Roberto Corbin

Personal information
- Date of birth: 19 April 1953 (age 72)
- Place of birth: El Chorrillo, Panama

Senior career*
- Years: Team / Apps / (Gls)
- 1978–1979: Atletico Panama
- 1979–1981: Etoile Espagnole
- 1981–1984: Urania Genève
- 1985–1989: Tauro

International career
- Panama U20

= Roberto Corbin =

Panamanian footballer (born 1953)

Roberto Corbin (born 19 April 1953) is a Panamanian former professional footballer who is known for being the first Panamanian player to play in Europe when he joined Swiss club Etoile Espagnole in 1979. In April 2019, however, Panamanian newspaper La Prensa reported another Panamanian footballer, Federico Ponce, had played in Spain at amateur level a year earlier.

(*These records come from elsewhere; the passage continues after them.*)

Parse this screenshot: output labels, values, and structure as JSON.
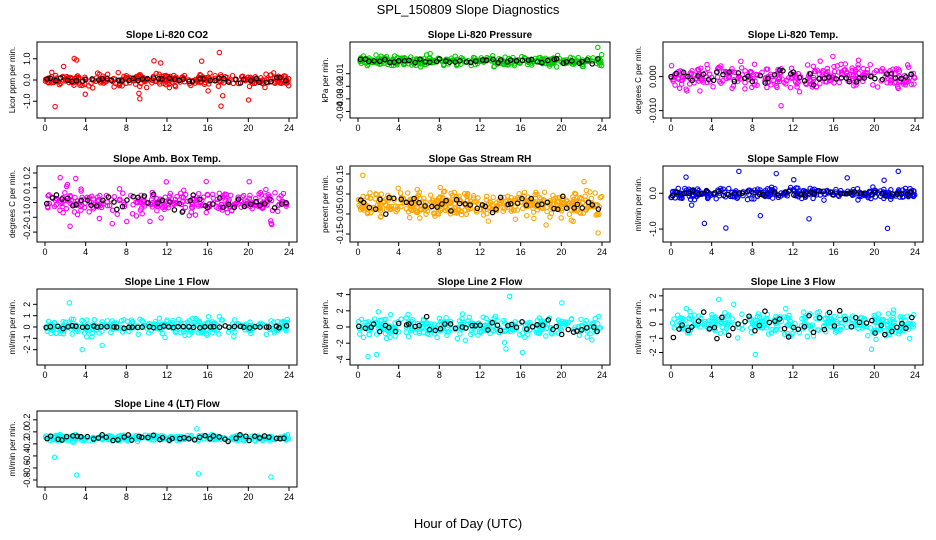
{
  "figure": {
    "title": "SPL_150809  Slope Diagnostics",
    "xlabel": "Hour of Day (UTC)"
  },
  "chart_data": [
    {
      "type": "scatter",
      "title": "Slope Li-820 CO2",
      "ylabel": "Licor ppm per min.",
      "xlim": [
        0,
        24
      ],
      "ylim": [
        -1.6,
        1.6
      ],
      "yticks": [
        "-1.0",
        "0.0",
        "1.0"
      ],
      "ytick_values": [
        -1.0,
        0.0,
        1.0
      ],
      "xticks": [
        0,
        4,
        8,
        12,
        16,
        20,
        24
      ],
      "color": "#ff0000",
      "spread": 0.28,
      "outlier_rate": 0.05,
      "outlier_range": 1.3,
      "black_spread": 0.12,
      "seed": 11
    },
    {
      "type": "scatter",
      "title": "Slope Li-820 Pressure",
      "ylabel": "kPa per min.",
      "xlim": [
        0,
        24
      ],
      "ylim": [
        -0.042,
        0.012
      ],
      "yticks": [
        "-0.04",
        "-0.03",
        "-0.02",
        "-0.01"
      ],
      "ytick_values": [
        -0.04,
        -0.03,
        -0.02,
        -0.01
      ],
      "xticks": [
        0,
        4,
        8,
        12,
        16,
        20,
        24
      ],
      "color": "#00cc00",
      "center": 0.0,
      "spread": 0.004,
      "outlier_rate": 0.02,
      "outlier_range": 0.03,
      "black_spread": 0.002,
      "seed": 23
    },
    {
      "type": "scatter",
      "title": "Slope Li-820 Temp.",
      "ylabel": "degrees C per min.",
      "xlim": [
        0,
        24
      ],
      "ylim": [
        -0.011,
        0.009
      ],
      "yticks": [
        "-0.010",
        "0.000"
      ],
      "ytick_values": [
        -0.01,
        0.0
      ],
      "xticks": [
        0,
        4,
        8,
        12,
        16,
        20,
        24
      ],
      "color": "#ff00ff",
      "spread": 0.0035,
      "outlier_rate": 0.02,
      "outlier_range": 0.009,
      "black_spread": 0.002,
      "seed": 37
    },
    {
      "type": "scatter",
      "title": "Slope Amb. Box Temp.",
      "ylabel": "degrees C per min.",
      "xlim": [
        0,
        24
      ],
      "ylim": [
        -0.24,
        0.22
      ],
      "yticks": [
        "-0.2",
        "-0.1",
        "0.0",
        "0.1",
        "0.2"
      ],
      "ytick_values": [
        -0.2,
        -0.1,
        0.0,
        0.1,
        0.2
      ],
      "xticks": [
        0,
        4,
        8,
        12,
        16,
        20,
        24
      ],
      "color": "#ff00ff",
      "spread": 0.07,
      "outlier_rate": 0.03,
      "outlier_range": 0.2,
      "black_spread": 0.05,
      "seed": 41
    },
    {
      "type": "scatter",
      "title": "Slope Gas Stream RH",
      "ylabel": "percent per min.",
      "xlim": [
        0,
        24
      ],
      "ylim": [
        -0.17,
        0.17
      ],
      "yticks": [
        "-0.15",
        "-0.05",
        "0.05",
        "0.15"
      ],
      "ytick_values": [
        -0.15,
        -0.05,
        0.05,
        0.15
      ],
      "xticks": [
        0,
        4,
        8,
        12,
        16,
        20,
        24
      ],
      "color": "#ffa500",
      "spread": 0.06,
      "outlier_rate": 0.03,
      "outlier_range": 0.15,
      "black_spread": 0.04,
      "seed": 53,
      "dense": true
    },
    {
      "type": "scatter",
      "title": "Slope Sample Flow",
      "ylabel": "ml/min per min.",
      "xlim": [
        0,
        24
      ],
      "ylim": [
        -1.25,
        0.65
      ],
      "yticks": [
        "-1.0",
        "0.0"
      ],
      "ytick_values": [
        -1.0,
        0.0
      ],
      "xticks": [
        0,
        4,
        8,
        12,
        16,
        20,
        24
      ],
      "color": "#0000ff",
      "spread": 0.15,
      "outlier_rate": 0.03,
      "outlier_range": 1.0,
      "black_spread": 0.08,
      "seed": 67
    },
    {
      "type": "scatter",
      "title": "Slope Line 1 Flow",
      "ylabel": "ml/min per min.",
      "xlim": [
        0,
        24
      ],
      "ylim": [
        -3.0,
        3.0
      ],
      "yticks": [
        "-2",
        "-1",
        "0",
        "1",
        "2"
      ],
      "ytick_values": [
        -2,
        -1,
        0,
        1,
        2
      ],
      "xticks": [
        0,
        4,
        8,
        12,
        16,
        20,
        24
      ],
      "color": "#00ffff",
      "spread": 0.7,
      "outlier_rate": 0.03,
      "outlier_range": 2.8,
      "black_spread": 0.12,
      "seed": 71
    },
    {
      "type": "scatter",
      "title": "Slope Line 2 Flow",
      "ylabel": "ml/min per min.",
      "xlim": [
        0,
        24
      ],
      "ylim": [
        -4.2,
        4.2
      ],
      "yticks": [
        "-4",
        "-2",
        "0",
        "2",
        "4"
      ],
      "ytick_values": [
        -4,
        -2,
        0,
        2,
        4
      ],
      "xticks": [
        0,
        4,
        8,
        12,
        16,
        20,
        24
      ],
      "color": "#00ffff",
      "spread": 1.2,
      "outlier_rate": 0.04,
      "outlier_range": 3.8,
      "black_spread": 1.0,
      "seed": 83
    },
    {
      "type": "scatter",
      "title": "Slope Line 3 Flow",
      "ylabel": "ml/min per min.",
      "xlim": [
        0,
        24
      ],
      "ylim": [
        -2.6,
        2.2
      ],
      "yticks": [
        "-2",
        "-1",
        "0",
        "1",
        "2"
      ],
      "ytick_values": [
        -2,
        -1,
        0,
        1,
        2
      ],
      "xticks": [
        0,
        4,
        8,
        12,
        16,
        20,
        24
      ],
      "color": "#00ffff",
      "spread": 0.8,
      "outlier_rate": 0.03,
      "outlier_range": 2.2,
      "black_spread": 0.9,
      "seed": 97
    },
    {
      "type": "scatter",
      "title": "Slope Line 4 (LT) Flow",
      "ylabel": "ml/min per min.",
      "xlim": [
        0,
        24
      ],
      "ylim": [
        -0.85,
        0.28
      ],
      "yticks": [
        "-0.8",
        "-0.6",
        "-0.4",
        "-0.2",
        "0.0",
        "0.2"
      ],
      "ytick_values": [
        -0.8,
        -0.6,
        -0.4,
        -0.2,
        0.0,
        0.2
      ],
      "xticks": [
        0,
        4,
        8,
        12,
        16,
        20,
        24
      ],
      "color": "#00ffff",
      "center": -0.1,
      "spread": 0.05,
      "outlier_rate": 0.01,
      "outlier_range": 0.7,
      "black_spread": 0.05,
      "seed": 101
    }
  ]
}
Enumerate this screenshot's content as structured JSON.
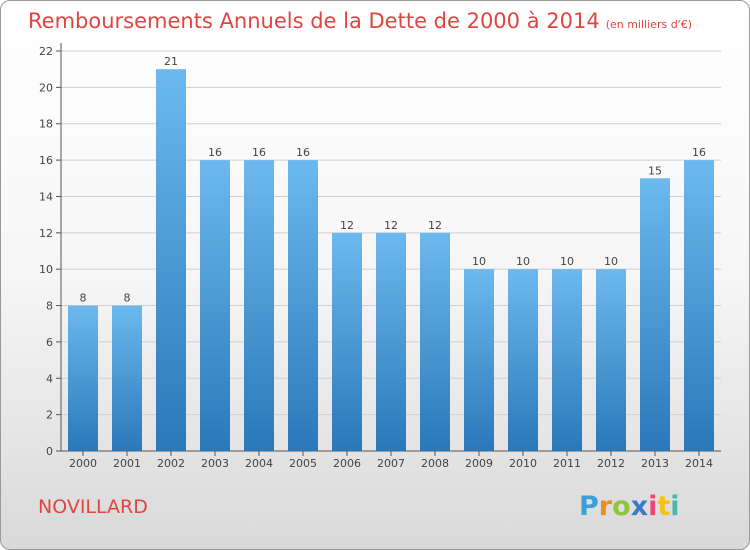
{
  "header": {
    "title": "Remboursements Annuels de la Dette de 2000 à 2014",
    "unit": "(en milliers d'€)"
  },
  "footer": {
    "commune": "NOVILLARD",
    "logo_text": "Proxiti"
  },
  "colors": {
    "bar_top": "#6cb9ef",
    "bar_bottom": "#2a78b8",
    "title": "#e0453f",
    "grid": "#d0d0d0"
  },
  "chart_data": {
    "type": "bar",
    "title": "Remboursements Annuels de la Dette de 2000 à 2014",
    "subtitle": "(en milliers d'€)",
    "xlabel": "",
    "ylabel": "",
    "categories": [
      "2000",
      "2001",
      "2002",
      "2003",
      "2004",
      "2005",
      "2006",
      "2007",
      "2008",
      "2009",
      "2010",
      "2011",
      "2012",
      "2013",
      "2014"
    ],
    "values": [
      8,
      8,
      21,
      16,
      16,
      16,
      12,
      12,
      12,
      10,
      10,
      10,
      10,
      15,
      16
    ],
    "ylim": [
      0,
      22
    ],
    "yticks": [
      0,
      2,
      4,
      6,
      8,
      10,
      12,
      14,
      16,
      18,
      20,
      22
    ],
    "grid": true,
    "data_labels": true
  }
}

Corbin worked for Panama's Ministry of Foreign Affairs.

== Club career ==
Corbin started his soccer career in Panama with Atletico Panama in 1978. In October 1979 he moved to Switzerland by recommendation of Peruvian coach Luis Bidú. After trialling with first-tier side CS Chênois for a week, he settled for Etoile Espagnole of the second-tier Swiss Challenge League where he stayed for two years. He joined Urania Genève of the Third Division where he played until 1984.

He returned to Panama in 1985 to play with Tauro in the opening championships of ANAPROF, where they were crowned on 1989.

==International career==
Corbin played for the Panama U20 national team participating in a national under-20 championship where he became lead striker with 29 goals in 1971.